Question

A chemist wants to find Kc for the following reaction at 709 K:2NH3(g) + 3 I2 (g) ----> 6HI(g) + N2(g)

Answer 1

Answer:

422455.41

Explanation:

Corrected from source,

Given that:-

$N2(g) + 3 H2(g)\rightarrow 2NH3(g) \ Kc_1 = 0.314$

The equilibrium constant for the reverse reaction will be the reciprocal of the initial reaction.

The value of equilibrium constant the reaction

$2NH3(g)\rightarrow N2(g) + 3 H2(g)$

is:

$Kc_{1}'=\frac{1}{0.314}$

$H2(g) + I2(g)\rightarrow 2 HI(g)\ Kc_2 = 51$

If the equation is multiplied by a factor of '3', the equilibrium constant of the reverse reaction will be the cube of the equilibrium constant  of initial reaction.

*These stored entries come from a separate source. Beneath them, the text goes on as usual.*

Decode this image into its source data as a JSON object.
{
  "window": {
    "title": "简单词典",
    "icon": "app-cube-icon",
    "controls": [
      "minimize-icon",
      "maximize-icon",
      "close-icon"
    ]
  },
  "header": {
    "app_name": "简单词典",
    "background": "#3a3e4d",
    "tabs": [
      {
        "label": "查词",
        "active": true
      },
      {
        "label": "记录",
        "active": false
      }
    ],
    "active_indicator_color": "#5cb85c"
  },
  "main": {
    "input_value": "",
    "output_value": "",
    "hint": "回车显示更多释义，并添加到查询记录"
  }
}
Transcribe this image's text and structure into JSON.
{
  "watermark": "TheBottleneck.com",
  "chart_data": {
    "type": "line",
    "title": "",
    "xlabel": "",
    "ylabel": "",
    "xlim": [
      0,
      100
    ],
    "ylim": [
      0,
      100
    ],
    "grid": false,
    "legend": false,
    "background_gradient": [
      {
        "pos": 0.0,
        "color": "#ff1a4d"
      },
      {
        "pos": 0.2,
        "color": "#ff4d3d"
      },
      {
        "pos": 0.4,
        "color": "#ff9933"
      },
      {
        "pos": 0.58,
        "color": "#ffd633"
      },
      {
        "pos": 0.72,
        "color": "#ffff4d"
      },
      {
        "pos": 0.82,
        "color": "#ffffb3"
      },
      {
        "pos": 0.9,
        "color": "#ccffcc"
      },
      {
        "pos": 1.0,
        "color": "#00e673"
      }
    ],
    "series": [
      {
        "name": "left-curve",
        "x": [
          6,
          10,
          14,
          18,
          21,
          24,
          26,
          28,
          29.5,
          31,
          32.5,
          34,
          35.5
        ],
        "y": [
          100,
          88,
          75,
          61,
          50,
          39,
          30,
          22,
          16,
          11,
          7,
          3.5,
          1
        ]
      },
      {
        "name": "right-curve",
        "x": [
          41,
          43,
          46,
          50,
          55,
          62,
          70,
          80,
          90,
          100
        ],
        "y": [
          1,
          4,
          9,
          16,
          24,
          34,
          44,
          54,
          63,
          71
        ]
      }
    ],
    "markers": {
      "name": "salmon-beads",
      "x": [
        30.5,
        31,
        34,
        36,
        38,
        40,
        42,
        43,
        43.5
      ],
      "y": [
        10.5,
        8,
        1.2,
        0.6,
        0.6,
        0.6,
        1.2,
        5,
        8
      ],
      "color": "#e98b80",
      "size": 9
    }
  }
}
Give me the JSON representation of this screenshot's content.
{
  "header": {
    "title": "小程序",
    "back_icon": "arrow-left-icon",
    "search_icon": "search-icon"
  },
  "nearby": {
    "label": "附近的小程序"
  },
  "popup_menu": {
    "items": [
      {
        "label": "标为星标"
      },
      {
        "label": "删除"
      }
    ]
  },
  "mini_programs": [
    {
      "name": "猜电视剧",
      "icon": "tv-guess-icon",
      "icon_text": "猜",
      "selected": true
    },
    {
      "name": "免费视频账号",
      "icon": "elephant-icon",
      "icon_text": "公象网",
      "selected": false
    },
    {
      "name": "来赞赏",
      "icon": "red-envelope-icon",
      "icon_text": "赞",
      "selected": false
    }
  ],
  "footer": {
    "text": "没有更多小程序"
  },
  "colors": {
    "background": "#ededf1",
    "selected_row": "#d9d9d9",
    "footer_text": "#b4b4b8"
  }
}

The value of equilibrium constant the reaction

$3H2(g) + 3I2(g)\rightarrow 6 HI(g)$

is:

$Kc_{2}'={51}^3$

Adding both the reactions we get the final reaction. So, the equilibrium constants must be multiplied.

The value of equilibrium constant the reaction

$2NH3(g) + 3I2(g)\rightarrow 6 HI(g) + N2(g)$

is:

$Kc'=\frac{1}{0.314}\times {51}^3$  = 422455.41